For the fourth year in a row, the House Armed Services Committee has ignored Pentagon recommendations (including a veto threat from Sec. Gates) and approved the continued development of the F136 alternate engine, developed by General Electric and Rolls-Royce, for the F-35 fighter aircraft program.
The measure would require the Pentagon to budget for the alternate engine starting in fiscal 2012 and withhold 25 percent of fiscal 2011 funds for F-35 development until the Pentagon’s top arms buyer certified that all funds for the engine’s development and procurement had been made available.
Rep. Roscoe Bartlett said during the markup today that “competition is warranted and critical and costs nothing more, according to the GAO.”

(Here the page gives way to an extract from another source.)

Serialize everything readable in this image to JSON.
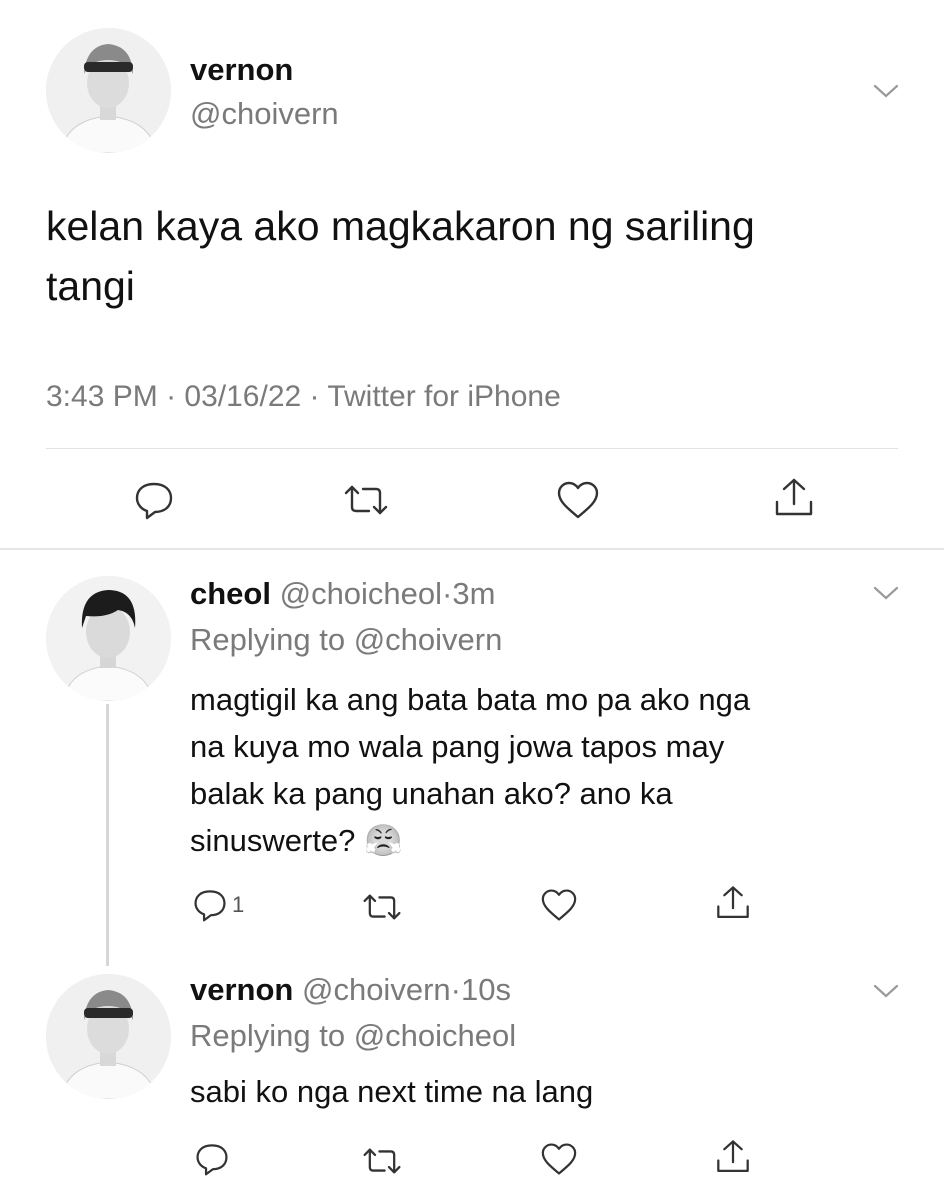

This isn’t quite true. Money for the upfront costs of building and buying an alternate engine are not included in current DoD plans, so any increase is just that – an increase – and any actual savings brought about by competition will easily be eaten up.

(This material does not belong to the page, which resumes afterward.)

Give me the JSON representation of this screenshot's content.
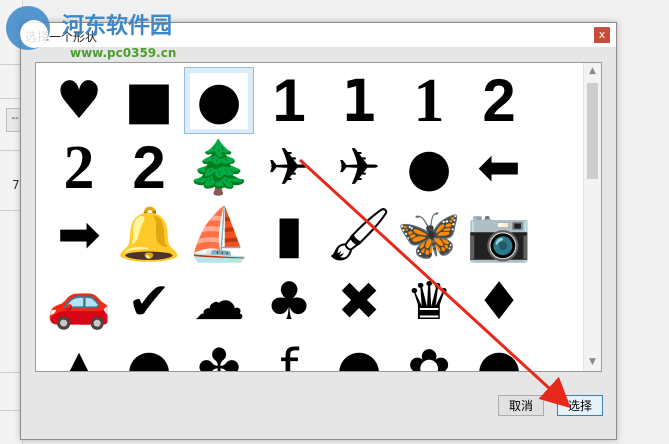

“Study on top of study has shown that an extra fighter engine achieves marginal potential savings but heavy upfront costs — nearly $3 billion worth,” Gates said on May 8.
Pentagon press secretary Geoff Morrell reiterated later today that Gates would recommend a veto if Congress budgets any funds for the alternate engine:
Pursuing an extra engine is an unnecessary luxury we simply cannot afford, especially in our current fiscal condition… Any savings that might result from an engine competition are years away, purely hypothetical and likely modest at best.
Morrell went on to say that amount we will spend to complete an alternate engine for the F-35 “would prevent us from providing our warfighters with more urgently needed equipment.”